In practice, I find that using Nobeltec or a GPS receiver to keep our cross track error down to just about zero works well for me on offshore passages.  While a Windows-based computer has a mean time between failures (MTBF) far greater than that of a fluxgate compass, I'd guess the MTBF of my Furuno GPS receivers (including signal loss so severe that LAT/LON, COG and SOG are lost) is no greater at all.  Not, at least, in my experience.  That's why we always have our key waypoints plugged into both our Nobeltec computer and two of our Furuno GPS receivers.  Belt and suspenders!  Changing from one to another is easily accomplished by anyone who stands a watch aboard Bluewater.

I spent twenty years in the U.S. Navy, an outfit called by a character in Herman Wouk's Caine Mutiny, "an organization designed by geniuses to be run by idiots."  As one of the "idiots," standing many hours of bridge watch I absorbed a fair amount about bridge management, redundancy, and keeping one's eye on the ball.  So much so, in fact, it's instinctive to me today.  And I try to pass it on to those who stand watch aboard my boat.
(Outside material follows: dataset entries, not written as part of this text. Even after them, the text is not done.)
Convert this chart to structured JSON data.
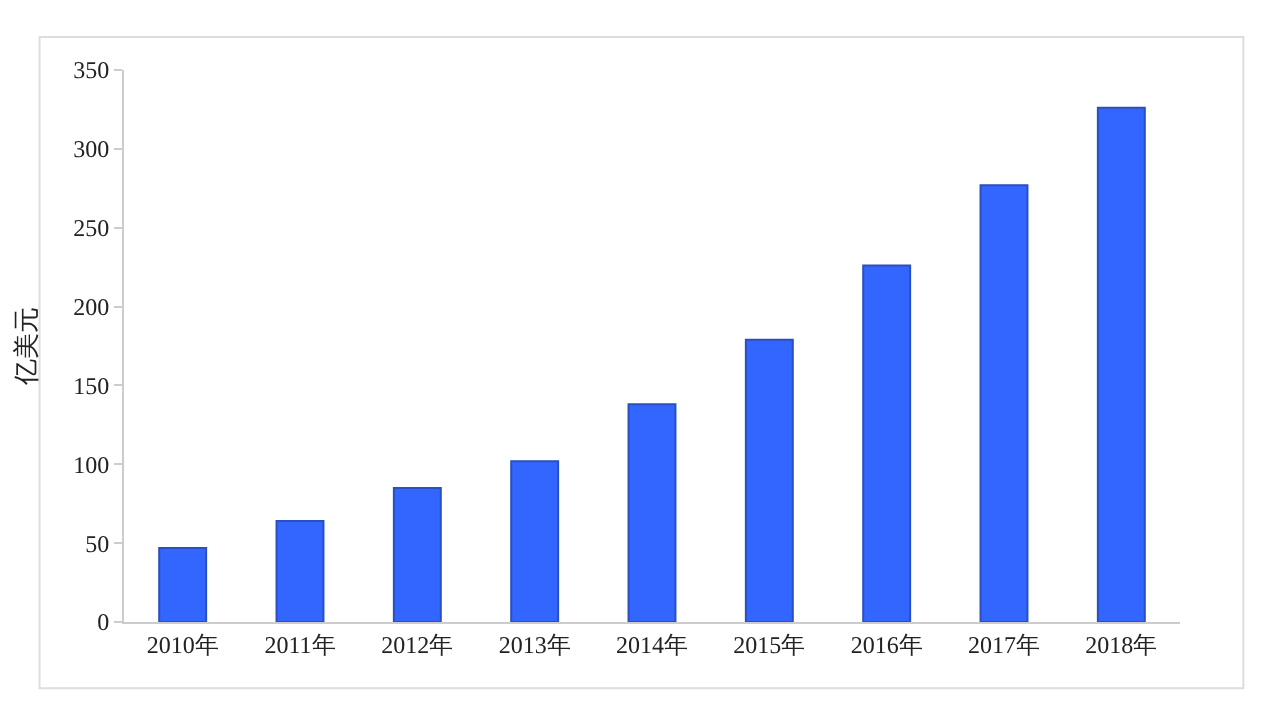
{
  "chart_data": {
    "type": "bar",
    "ylabel": "亿美元",
    "categories": [
      "2010年",
      "2011年",
      "2012年",
      "2013年",
      "2014年",
      "2015年",
      "2016年",
      "2017年",
      "2018年"
    ],
    "series": [
      {
        "color": "#3366ff",
        "values": [
          47,
          64,
          85,
          102,
          138,
          179,
          226,
          277,
          326
        ]
      }
    ],
    "ylim": [
      0,
      350
    ],
    "yticks": [
      0,
      50,
      100,
      150,
      200,
      250,
      300,
      350
    ],
    "grid": false
  }
}
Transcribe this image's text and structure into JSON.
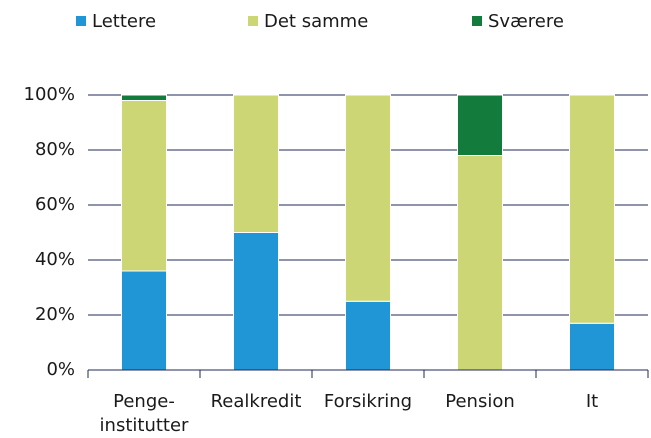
{
  "chart_data": {
    "type": "stacked_bar",
    "categories": [
      "Penge-\ninstitutter",
      "Realkredit",
      "Forsikring",
      "Pension",
      "It"
    ],
    "series": [
      {
        "name": "Lettere",
        "color": "#2196d6",
        "values": [
          36,
          50,
          25,
          0,
          17
        ]
      },
      {
        "name": "Det samme",
        "color": "#cdd675",
        "values": [
          62,
          50,
          75,
          78,
          83
        ]
      },
      {
        "name": "Sværere",
        "color": "#137c3d",
        "values": [
          2,
          0,
          0,
          22,
          0
        ]
      }
    ],
    "ylim": [
      0,
      100
    ],
    "yticks": [
      {
        "value": 0,
        "label": "0%"
      },
      {
        "value": 20,
        "label": "20%"
      },
      {
        "value": 40,
        "label": "40%"
      },
      {
        "value": 60,
        "label": "60%"
      },
      {
        "value": 80,
        "label": "80%"
      },
      {
        "value": 100,
        "label": "100%"
      }
    ],
    "grid": true,
    "legend": "top"
  }
}
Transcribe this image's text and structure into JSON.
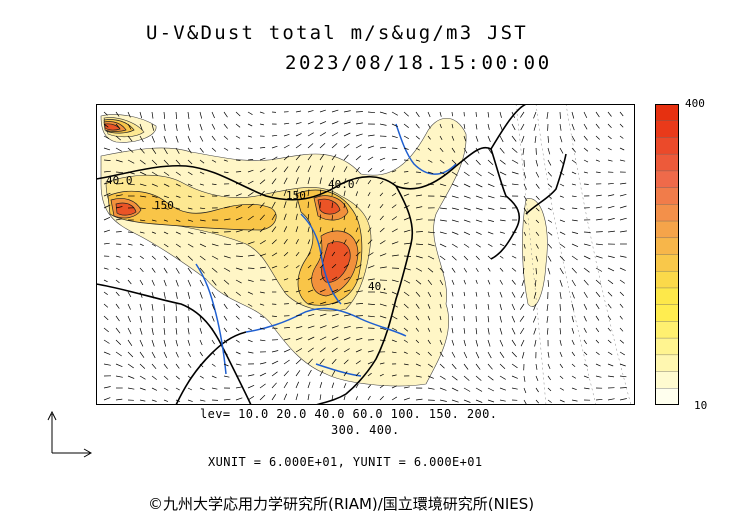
{
  "title_line1": "U-V&Dust total m/s&ug/m3 JST",
  "title_line2": "2023/08/18.15:00:00",
  "colorbar": {
    "max_label": "400",
    "min_label": "10",
    "colors": [
      "#ffffee",
      "#fffbd0",
      "#fff7b0",
      "#fff490",
      "#fff070",
      "#ffed50",
      "#fde84a",
      "#fbd94a",
      "#f9c84a",
      "#f7b64a",
      "#f5a44a",
      "#f3904a",
      "#f17c4a",
      "#ef6a4a",
      "#ed5a3a",
      "#eb4a2a",
      "#e93a1a",
      "#e63010"
    ]
  },
  "lev_line1": "lev= 10.0 20.0 40.0 60.0 100. 150. 200.",
  "lev_line2": "300. 400.",
  "units_line": "XUNIT = 6.000E+01, YUNIT = 6.000E+01",
  "credit": "©九州大学応用力学研究所(RIAM)/国立環境研究所(NIES)",
  "contour_labels": [
    "150",
    "40.0",
    "40.",
    "150",
    "40.0"
  ],
  "colors": {
    "level_10": "#fff7c2",
    "level_20": "#fde98a",
    "level_40": "#f8c84a",
    "level_100": "#f29a3e",
    "level_200": "#eb5a24",
    "river": "#1f5fd0",
    "land_line": "#000000"
  }
}
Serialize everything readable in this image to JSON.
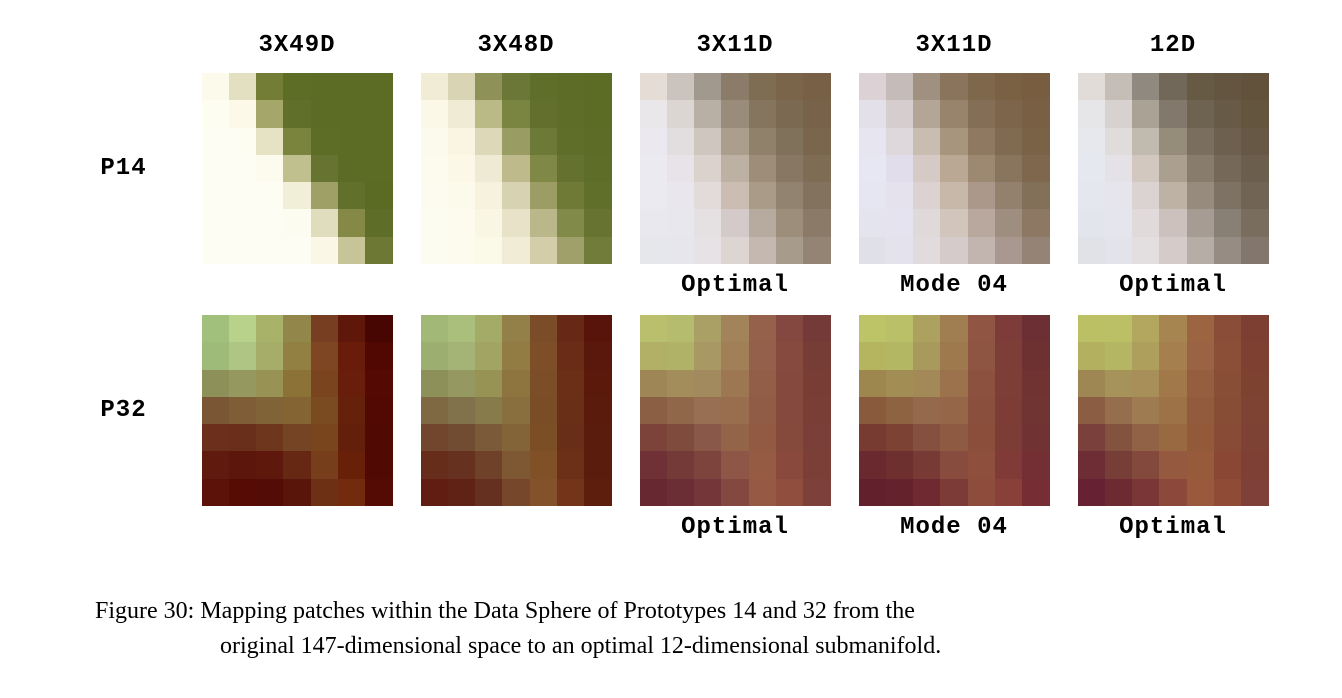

It's not the electronics that make the mistakes; it's the people operating them!  (The Nordhavn 62 grounding in Mexico you cite is probably a good example.)  The real key is for any watch officer to stay alert and challenge, challenge, challenge the information he's getting--and to make sure it is in synch with all the other information.  A good watchstander uses all the information available, including his senses, and before long just "knows" when something is wrong.  Pilots call it situational awareness.

I am not saying that my way is better than yours, but it works for me.   With the fantastic tools we now have available, navigation today offers many personal choices, and being dogmatic about a single best way to do it doesn't work for me.  There's a way we do it aboard my boat, but when I am aboard your boat I'll do it your way--and with a smile.  

Different ships, different long splices!